By Thomas Burr
A measure that would preserve Ute Indian lands while opening up other areas in Utah for oil and gas exploration appears to be winning over environmentalists, tribal officials and land managers.
The legislation, sponsored by Rep. Jim Matheson, would allow the tribe a long-sought land exchange that sets aside culturally important acres while opening up potentially energy-rich areas for the state's school trust fund. A congressional subcommittee focused on the bill Tuesday, and witnesses lauded the compromise measure.
"This legislation provides the opportunity to advance the preservation of one of the most important wilderness landscapes in the lower 48 states, and does so in a way that benefits the Ute Indian Tribe and state of Utah as well," testified Paul Spitler, director of wilderness policy with The Wilderness Society.
The Utes hold the surface rights to the 20,000 acres in northern Grand County that fall within the Ute Indian Reservation, but the School and Institutional Trust Lands Administration owns the mineral rights.
The tribe, the state and Bureau of Land Management officials reached an agreement to exchange land for the mineral rights, but the BLM, it turned out, didn't have the legal authority to make the deal. Matheson's bill allows the agreement to move forward in this specific case.
The Democratic congressman says the legislation should make all parties happy.
"This bill helps the tribe consolidate its management of land that is sacred and culturally significant to the Utes," Matheson said in a statement. "At the same time, it allows for potential oil and gas development on land not considered environmentally sensitive that would provide more school trust fund revenue and employment for energy workers."

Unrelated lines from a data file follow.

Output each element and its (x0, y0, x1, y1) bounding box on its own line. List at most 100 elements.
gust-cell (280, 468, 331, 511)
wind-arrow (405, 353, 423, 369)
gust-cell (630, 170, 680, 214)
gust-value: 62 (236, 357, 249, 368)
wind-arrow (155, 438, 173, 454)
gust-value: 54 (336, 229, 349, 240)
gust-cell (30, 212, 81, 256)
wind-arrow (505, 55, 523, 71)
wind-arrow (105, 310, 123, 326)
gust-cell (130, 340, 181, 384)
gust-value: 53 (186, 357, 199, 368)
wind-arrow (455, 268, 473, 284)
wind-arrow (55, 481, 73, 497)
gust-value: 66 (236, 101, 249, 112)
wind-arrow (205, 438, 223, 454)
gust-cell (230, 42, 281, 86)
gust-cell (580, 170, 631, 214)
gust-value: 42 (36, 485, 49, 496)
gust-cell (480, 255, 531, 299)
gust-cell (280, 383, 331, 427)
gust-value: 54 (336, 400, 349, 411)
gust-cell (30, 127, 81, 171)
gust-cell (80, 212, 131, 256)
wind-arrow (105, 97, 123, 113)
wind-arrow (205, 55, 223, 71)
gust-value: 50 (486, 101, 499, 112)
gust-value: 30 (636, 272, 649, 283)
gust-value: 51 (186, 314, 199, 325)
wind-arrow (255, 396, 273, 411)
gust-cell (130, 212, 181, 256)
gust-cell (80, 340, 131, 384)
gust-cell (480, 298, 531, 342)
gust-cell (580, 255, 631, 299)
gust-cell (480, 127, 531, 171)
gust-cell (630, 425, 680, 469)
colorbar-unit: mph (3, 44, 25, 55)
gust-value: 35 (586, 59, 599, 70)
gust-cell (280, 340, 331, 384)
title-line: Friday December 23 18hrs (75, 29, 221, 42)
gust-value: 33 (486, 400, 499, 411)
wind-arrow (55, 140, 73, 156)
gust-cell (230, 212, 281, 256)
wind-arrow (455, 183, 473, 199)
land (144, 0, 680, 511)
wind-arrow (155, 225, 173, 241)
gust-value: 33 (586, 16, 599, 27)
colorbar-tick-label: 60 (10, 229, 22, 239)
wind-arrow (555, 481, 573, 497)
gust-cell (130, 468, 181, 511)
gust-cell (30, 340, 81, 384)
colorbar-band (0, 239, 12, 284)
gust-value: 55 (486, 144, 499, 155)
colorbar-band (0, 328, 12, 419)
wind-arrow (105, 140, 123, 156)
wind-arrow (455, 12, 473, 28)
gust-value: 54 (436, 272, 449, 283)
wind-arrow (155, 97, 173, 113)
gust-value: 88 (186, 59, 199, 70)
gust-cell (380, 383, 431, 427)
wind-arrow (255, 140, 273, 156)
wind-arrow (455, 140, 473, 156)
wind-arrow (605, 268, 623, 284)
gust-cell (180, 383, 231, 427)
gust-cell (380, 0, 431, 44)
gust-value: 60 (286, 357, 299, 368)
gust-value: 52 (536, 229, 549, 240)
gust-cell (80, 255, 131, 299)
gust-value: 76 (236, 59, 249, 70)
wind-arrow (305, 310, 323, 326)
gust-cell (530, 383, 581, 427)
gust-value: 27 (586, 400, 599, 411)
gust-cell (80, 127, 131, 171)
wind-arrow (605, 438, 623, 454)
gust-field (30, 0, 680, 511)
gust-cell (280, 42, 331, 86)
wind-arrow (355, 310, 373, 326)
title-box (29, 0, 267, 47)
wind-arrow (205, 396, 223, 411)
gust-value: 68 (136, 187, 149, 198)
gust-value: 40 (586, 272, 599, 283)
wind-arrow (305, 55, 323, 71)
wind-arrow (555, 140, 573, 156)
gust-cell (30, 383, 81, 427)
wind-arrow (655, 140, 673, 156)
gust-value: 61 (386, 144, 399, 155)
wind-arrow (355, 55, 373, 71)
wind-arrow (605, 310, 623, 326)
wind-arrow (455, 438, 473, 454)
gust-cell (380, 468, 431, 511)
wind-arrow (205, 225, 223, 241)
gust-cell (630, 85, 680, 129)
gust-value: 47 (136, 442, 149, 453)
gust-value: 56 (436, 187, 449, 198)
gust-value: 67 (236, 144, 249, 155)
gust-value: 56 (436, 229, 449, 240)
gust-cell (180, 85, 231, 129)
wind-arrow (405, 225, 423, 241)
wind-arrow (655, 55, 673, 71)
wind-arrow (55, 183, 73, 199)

Irene Cuch, chairwoman of the Ute Tribal Business Committee, asked Congress to quickly pass the legislation to get the agreement in place.
The deal, she said, "will be a significant step in securing the southern part of the Hill Creek Extension for the use of the tribe's members, our children and grandchildren," she testified.
Rep. Rob Bishop, R-Utah, is co-sponsoring the bill in the House, and Utah Sens. Orrin Hatch and Mike Lee have introduced companion legislation in the Senate.